Sebagai akibatnya, Starbucks Korea mengumumkan bahwa mereka akan menutup lebih dari 2.000 toko mereka pada tanggal 22 Juni untuk memberikan pelatihan sejarah dan kesadaran sosial kepada karyawannya. Penutupan ini diperkirakan akan menyebabkan kerugian sebesar 2,1 miliar won. Selain itu, CEO Starbucks Korea telah dipecat dan menjadi tersangka dalam kasus ini.
Sementara itu, di Kanada, Starbucks menghadapi tuntutan hukum karena biaya tambahan yang dikenakan kepada pelanggan yang memesan susu nabati. Sebuah pengadilan di Quebec memutuskan bahwa tuntutan tersebut dapat dilanjutkan setelah Starbucks mengakui bahwa biaya tambahan sebesar $0,80 untuk susu nabati hanya sebesar $0,12. Hal ini dianggap tidak proporsional dan dapat menyebabkan kerugian bagi konsumen.
Baca juga:
Starbucks juga menghadapi masalah lainnya, yaitu masalah daur ulang gelas kopi.
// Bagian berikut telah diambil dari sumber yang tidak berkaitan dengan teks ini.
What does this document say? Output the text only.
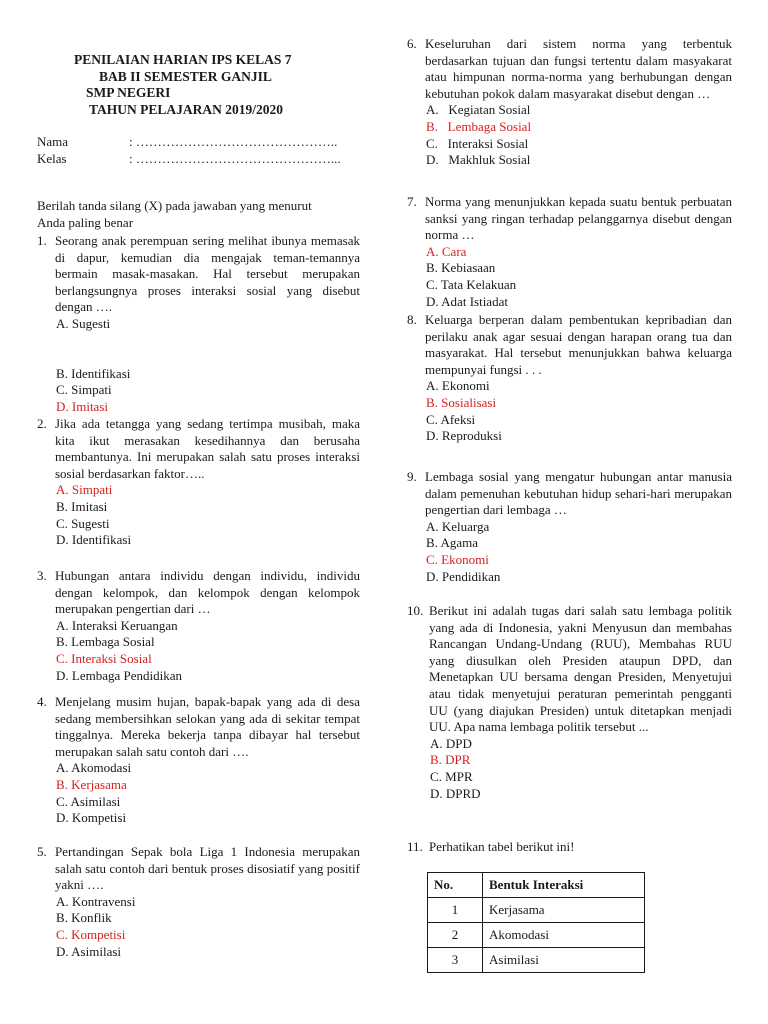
PENILAIAN HARIAN IPS KELAS 7
BAB II SEMESTER GANJIL
SMP NEGERI
TAHUN PELAJARAN 2019/2020
Nama	: ………………………………………..
Kelas	: ………………………………………...
Berilah tanda silang (X) pada jawaban yang menurut Anda paling benar
1. Seorang anak perempuan sering melihat ibunya memasak di dapur, kemudian dia mengajak teman-temannya bermain masak-masakan. Hal tersebut merupakan berlangsungnya proses interaksi sosial yang disebut dengan ….
A. Sugesti
B. Identifikasi
C. Simpati
D. Imitasi
2. Jika ada tetangga yang sedang tertimpa musibah, maka kita ikut merasakan kesedihannya dan berusaha membantunya. Ini merupakan salah satu proses interaksi sosial berdasarkan faktor…..
A. Simpati
B. Imitasi
C. Sugesti
D. Identifikasi
3. Hubungan antara individu dengan individu, individu dengan kelompok, dan kelompok dengan kelompok merupakan pengertian dari …
A. Interaksi Keruangan
B. Lembaga Sosial
C. Interaksi Sosial
D. Lembaga Pendidikan
4. Menjelang musim hujan, bapak-bapak yang ada di desa sedang membersihkan selokan yang ada di sekitar tempat tinggalnya. Mereka bekerja tanpa dibayar hal tersebut merupakan salah satu contoh dari ….
A. Akomodasi
B. Kerjasama
C. Asimilasi
D. Kompetisi
5. Pertandingan Sepak bola Liga 1 Indonesia merupakan salah satu contoh dari bentuk proses disosiatif yang positif yakni ….
A. Kontravensi
B. Konflik
C. Kompetisi
D. Asimilasi
6. Keseluruhan dari sistem norma yang terbentuk berdasarkan tujuan dan fungsi tertentu dalam masyakarat atau himpunan norma-norma yang berhubungan dengan kebutuhan pokok dalam masyarakat disebut dengan …
A.   Kegiatan Sosial
B.   Lembaga Sosial
C.   Interaksi Sosial
D.   Makhluk Sosial
7. Norma yang menunjukkan kepada suatu bentuk perbuatan sanksi yang ringan terhadap pelanggarnya disebut dengan norma …
A. Cara
B. Kebiasaan
C. Tata Kelakuan
D. Adat Istiadat
8. Keluarga berperan dalam pembentukan kepribadian dan perilaku anak agar sesuai dengan harapan orang tua dan masyarakat. Hal tersebut menunjukkan bahwa keluarga mempunyai fungsi . . .
A. Ekonomi
B. Sosialisasi
C. Afeksi
D. Reproduksi
9. Lembaga sosial yang mengatur hubungan antar manusia dalam pemenuhan kebutuhan hidup sehari-hari merupakan pengertian dari lembaga …
A. Keluarga
B. Agama
C. Ekonomi
D. Pendidikan
10. Berikut ini adalah tugas dari salah satu lembaga politik yang ada di Indonesia, yakni Menyusun dan membahas Rancangan Undang-Undang (RUU), Membahas RUU yang diusulkan oleh Presiden ataupun DPD, dan Menetapkan UU bersama dengan Presiden, Menyetujui atau tidak menyetujui peraturan pemerintah pengganti UU (yang diajukan Presiden) untuk ditetapkan menjadi UU. Apa nama lembaga politik tersebut ...
A. DPD
B. DPR
C. MPR
D. DPRD
11. Perhatikan tabel berikut ini!
No.	Bentuk Interaksi
1	Kerjasama
2	Akomodasi
3	Asimilasi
Seorang petugas kebersihan di Inggris telah memberikan saran kepada masyarakat tentang cara mendaur ulang gelas kopi dengan benar. Menurutnya, gelas kopi tidak dapat didaur ulang melalui sistem daur ulang rumah tangga biasa karena terbuat dari campuran bahan. Sebagai gantinya, gelas kopi dapat dibawa kembali ke toko tempat pembelian dan didaur ulang melalui fasilitas khusus.
Kontroversi-kontroversi ini menunjukkan bahwa Starbucks perlu meningkatkan kesadaran dan kepekaan terhadap isu-isu sosial dan lingkungan. Perusahaan perlu memastikan bahwa kampanye pemasaran mereka tidak menyinggung perasaan masyarakat dan bahwa mereka memperlakukan konsumen dengan adil.
Starbucks perlu belajar dari kesalahan-kesalahan ini dan meningkatkan komitmennya terhadap keberlanjutan dan kesadaran sosial. Dengan demikian, perusahaan dapat mempertahankan reputasi dan kepercayaan konsumen.